After my Renegade Lunch Lady blog entry, Emily asked, “What I want to know is what can I specifically do in my area?” She refers to turning nutrition around in the institutions that serve our children. Especially schools. And any organizations that outreach to families.
Well, there are macro issues–for the community organizers and big thinkers. And there are micro issues, for those who just want to take a small task in their local area. ALL these ideas are good ones, and you can start with JUST ONE if you like.
I don’t pretend to have all the answers although I have done most of the things on my list below. So readers, please look deep and tell me,
What have you done?
What have you seen others do?
What do you see that needs doing in your community?

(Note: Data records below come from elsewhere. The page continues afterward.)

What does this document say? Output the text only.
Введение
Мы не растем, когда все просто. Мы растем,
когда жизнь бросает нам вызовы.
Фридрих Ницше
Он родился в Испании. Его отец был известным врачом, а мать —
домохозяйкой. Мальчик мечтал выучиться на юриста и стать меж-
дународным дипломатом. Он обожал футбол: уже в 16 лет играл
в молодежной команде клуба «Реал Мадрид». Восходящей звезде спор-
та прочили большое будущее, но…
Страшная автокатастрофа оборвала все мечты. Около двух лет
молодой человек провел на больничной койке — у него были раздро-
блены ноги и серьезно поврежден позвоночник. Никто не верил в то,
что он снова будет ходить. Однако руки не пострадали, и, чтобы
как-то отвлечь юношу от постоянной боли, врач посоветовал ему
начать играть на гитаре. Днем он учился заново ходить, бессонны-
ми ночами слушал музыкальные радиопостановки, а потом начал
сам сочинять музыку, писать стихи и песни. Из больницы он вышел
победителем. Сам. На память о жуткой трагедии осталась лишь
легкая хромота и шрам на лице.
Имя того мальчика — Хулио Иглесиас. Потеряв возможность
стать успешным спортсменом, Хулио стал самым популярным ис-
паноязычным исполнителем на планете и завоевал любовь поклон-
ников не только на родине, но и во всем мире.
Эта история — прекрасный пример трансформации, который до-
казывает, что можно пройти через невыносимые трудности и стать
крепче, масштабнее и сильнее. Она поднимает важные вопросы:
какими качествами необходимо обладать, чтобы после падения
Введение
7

Talk to a state legislator and find out local laws, and start the grassroots movement towards good legislation. Find the legislator who wants to sponsor a bill and work with him/her.
Talk to your elementary, jr. high or high school principal about school policy. Propose one. Enlist the help of other parents, finding out what they’ll support. Start a petition.
Help your school (esp. private and charter schools) find a high-nutrition option for school lunch vending.
Petition to get rid of junk food vending.
Sign Jamie Oliver’s petition for healthier school lunches here:
Make a veggie platter for your child’s school holiday party.
Go into the classroom and teach a little class about gardening, and get their hands in the dirt. Plant in little pots in the windowsill if planting outside isn’t an option.
Teach kids where food comes from. You think they know but they don’t!
Go into the classroom and do a green smoothie demo with samples. (Teachers will love it.) Talk about the power of green foods with chlorophyll, the “blood” of plants.
Do a tasting involving veggies and fruits, dips like yogurt or hummus or a roasted veggie spread on whole-grain crackers. Talk about why these foods are better for you than junk like
Cheetos and sodas and cookies. PRAISE children for their good choices and open-mindedness as they taste and express their opinions.
Other ideas, please share them. We have some rockstar parents who read this blog and are bucking national trends, so tell us what you do in your child’s classroom.